Образ Смердякова во многом соответствует картине дегенеративной болезни с обязательным диахронным аспектом – запойным пьянством деда Ильи и полным «идиотизмом» матери Лизаветы Смердящей[490]. В синхронной же перспективе Смердяков составляет, как сказано выше, конечную точку прогрессирующего истощения карамазовской жизненной силы. Его эпилептические припадки, отвечающие медицинским представлениям того времени, служат образцовым примером неизлечимого нервного расстройства, из‐за которого «он вдруг как-то необычайно постарел, совсем даже несоразмерно с возрастом сморщился, пожелтел, стал походить на скопца»[491]. Уже в детстве Смердяков проявляет признаки патологического нравственного помешательства, как будто позаимствованные из учебника психиатрии, – садистское пристрастие «вешать кошек и потом хоронить их с церемонией»[492].

Показательно, что другие действующие лица «ощущают» неминуемость его участи, обрекающую его на роль убийцы в криминально-антропологическом смысле слова. Это выражается в проведении параллели между ночью рождения Смердякова и ночью убийства. Дмитрий перелезает через забор отцовского сада, и об этом в романе говорится с его точки зрения: «Тут он выбрал место и, кажется, то самое, где, по преданию, ему известному, Лизавета Смердящая перелезла когда-то забор»[493]; с точки зрения Марфы Игнатьевны сказано: «‹…› стоны повторились опять, и ясно стало, что они в самом деле из саду. „Господи, словно как тогда Лизавета Смердящая!“ – пронеслось в ее расстроенной голове»[494].

Может показаться, что Смердяков осуществляет эксперимент убийства в надежде избежать неминуемой участи, продиктованной внутренней романной логикой, поскольку убийство, основанное на аксиоме «все позволено», сулит преступнику неограниченную свободу выбора и действий.
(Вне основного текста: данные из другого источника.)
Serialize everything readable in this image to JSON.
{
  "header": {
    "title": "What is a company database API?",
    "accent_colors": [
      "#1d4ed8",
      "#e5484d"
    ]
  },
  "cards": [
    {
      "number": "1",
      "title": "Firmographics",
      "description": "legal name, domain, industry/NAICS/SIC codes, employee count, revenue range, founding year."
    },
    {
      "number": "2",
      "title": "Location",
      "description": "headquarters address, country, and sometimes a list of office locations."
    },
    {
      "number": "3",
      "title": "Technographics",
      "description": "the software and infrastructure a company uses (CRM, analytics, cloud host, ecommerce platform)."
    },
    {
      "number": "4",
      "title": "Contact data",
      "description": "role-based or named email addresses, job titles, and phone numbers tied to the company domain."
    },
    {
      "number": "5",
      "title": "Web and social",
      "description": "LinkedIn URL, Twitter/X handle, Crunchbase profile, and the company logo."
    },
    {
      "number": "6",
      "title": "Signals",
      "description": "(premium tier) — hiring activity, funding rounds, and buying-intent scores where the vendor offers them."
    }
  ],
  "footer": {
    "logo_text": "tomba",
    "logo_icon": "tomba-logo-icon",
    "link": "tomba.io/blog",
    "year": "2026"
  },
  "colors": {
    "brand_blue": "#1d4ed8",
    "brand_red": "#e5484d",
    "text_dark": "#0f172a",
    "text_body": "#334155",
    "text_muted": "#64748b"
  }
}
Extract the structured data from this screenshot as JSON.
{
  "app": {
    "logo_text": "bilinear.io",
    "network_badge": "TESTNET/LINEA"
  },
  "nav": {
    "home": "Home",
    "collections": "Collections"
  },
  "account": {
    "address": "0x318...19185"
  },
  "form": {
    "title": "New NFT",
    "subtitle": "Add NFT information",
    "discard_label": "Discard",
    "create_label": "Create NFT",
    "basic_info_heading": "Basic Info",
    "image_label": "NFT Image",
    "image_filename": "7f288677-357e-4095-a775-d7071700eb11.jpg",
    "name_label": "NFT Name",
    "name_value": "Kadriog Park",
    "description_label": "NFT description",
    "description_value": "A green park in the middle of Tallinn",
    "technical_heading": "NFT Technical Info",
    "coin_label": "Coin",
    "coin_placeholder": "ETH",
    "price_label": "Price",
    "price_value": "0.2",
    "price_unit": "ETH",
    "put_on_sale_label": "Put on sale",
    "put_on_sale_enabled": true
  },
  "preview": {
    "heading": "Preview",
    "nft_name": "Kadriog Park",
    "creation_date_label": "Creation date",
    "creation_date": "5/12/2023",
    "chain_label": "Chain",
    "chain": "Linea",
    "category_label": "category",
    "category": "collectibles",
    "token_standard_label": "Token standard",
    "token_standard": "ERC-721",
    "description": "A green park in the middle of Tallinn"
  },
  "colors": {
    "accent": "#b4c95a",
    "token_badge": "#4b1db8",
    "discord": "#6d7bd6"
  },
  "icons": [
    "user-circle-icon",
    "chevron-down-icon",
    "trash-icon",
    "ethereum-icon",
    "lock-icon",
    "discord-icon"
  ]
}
Однако то обстоятельство, что он становится не только орудием, но и жертвой этой атеистической аксиомы, сообщает контрфактуальному контрэксперименту Достоевского тревожный оттенок биологического детерминизма[495].

Таким образом, «Братья Карамазовы» показывают всю зыбкость сведения к абсурду как литературного приема. Сложность и семантическая неоднозначность романа не позволяют представить логические «нелепости» художественного мира со всей наглядностью. Вытекающий отсюда вывод в заостренном виде звучит так: контрэксперимент Достоевского терпит неудачу из‐за авторского повествовательного мастерства, для которого ясная структура романа идей, каким должны были стать «Братья Карамазовы», оказывается слишком простой. В этом отношении Д. Н. Мамин-Сибиряк избирает более подходящие предпосылки для успешного контрфактуального эксперимента с приваловской кровью, анализу которого посвящена следующая глава.